Queste due componenti, insieme a quella della corporeità, aiutano a capire lo stretto rapporto tra la pratica religiosa e quella sportiva, che non è uno strumento, ma un luogo dove si esprimono l’umanità, la dignità e la libertà dell’uomo: valori che fanno riferimento all’etica cristiana

di Massimo Achini
Presidente del Csi di Milano
Segretario della Commissione diocesana
per la progettazione della pastorale per lo sport professionistico
Componente della Consulta diocesana per lo sport

Sport, fede e vita cristiana. Un tema difficile e complesso. Prima di affrontarlo è bene chiarire l’assioma di partenza che ritengo sia condiviso e condivisibile. Lo sport non deve essere considerato come una realtà o un’esperienza totalizzante. Acquista significato se viene messo in relazione con una scala di valori strettamente legati alla visione cristiana dell’uomo, quali il rispetto della persona e della vita, la lealtà, la correttezza, la promozione, la solidarietà.

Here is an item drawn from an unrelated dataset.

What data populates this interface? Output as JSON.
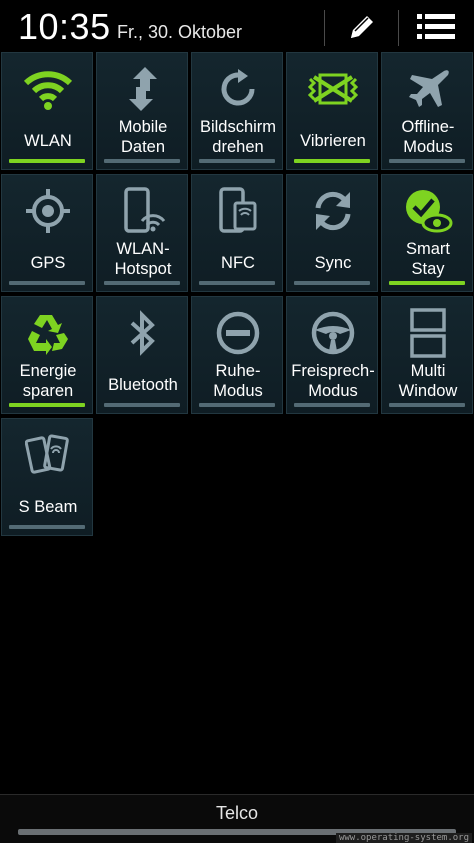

Per questo motivo lo sport non può essere considerato semplicemente un mezzo; al contrario, se considerato nell’ottica indicata, risulta esso stesso un valore, ossia un luogo ove si esprime l’umanità, la dignità e la libertà dell’uomo. Non è corretto parlare di sport come esperienza “neutrale”. Necessariamente la pratica sportiva richiama valori che appartengono alla eticità di ciascuno e, nel nostro caso, fanno riferimento all’etica cristiana.

Lo sport è, prima di ogni cosa, gioco. L’aspetto ludico può essere definito come l’anima dello sport. Qual è l’elemento caratteristico del gioco? La gratuità. Giocando non si guadagna nulla, non si vince nulla. Si gioca per il piacere di giocare, slegando se stessi dalle necessità quotidiane. Il gioco è, dunque, libertà e massima espressione del proprio essere. La fede non è da meno. È gratuità allo stato puro, è un dono che rende liberi e che regala pienezza e felicità interiore. L’attività ludica sfocia naturalmente nella socialità, così come la fede spinge ciascuno a comunicare con il prossimo, per renderlo partecipe della grande gioia e del messaggio di salvezza che regala.

L’altro aspetto che accomuna fede e sport è la festa. «Lo sport – diceva Giovanni Paolo II in occasione del Giubileo Internazionale degli Sportivi – è gioia di vivere, gioco, festa e come tale va valorizzato e forse riscattato, oggi, dagli eccessi del tecnicismo e del professionismo mediante il recupero della sua gratuità, della sua capacità di stringere vincoli di amicizia, di favorire il dialogo e l’apertura gli uni verso gli altri, come espressione della ricchezza dell’essere…».

Lo sport, quello autentico, produce inevitabilmente un clima di festa e di gioiosa partecipazione; così pure l’esperienza della fede cristiana conduce a un’esistenza partecipata e consapevole, che, nonostante le difficoltà, riesce ad apprezzare fino in fondo le gioie e le opportunità offerte. Non è un caso che, secondo la simbologia biblica, il Regno promesso venga spesso dipinto come un banchetto, ovvero una festa caratterizzata dalla presenza di molte persone, ognuna delle quali ha un posto e ha ricevuto un invito.

Un terzo aspetto che balza all’occhio è lo stretto rapporto esistente tra fede e sport a partire dalla corporeità. Dalla creazione alla promessa della resurrezione finale, il corpo viene definito dai testi sacri come un segno della grandezza divina e quindi meritevole di rispetto. Così pure nella pratica sportiva viene riconosciuto un ruolo prioritario al corpo. La cura, il rispetto e l’attenzione alla corporeità sono, infatti, necessari alla pratica sportiva.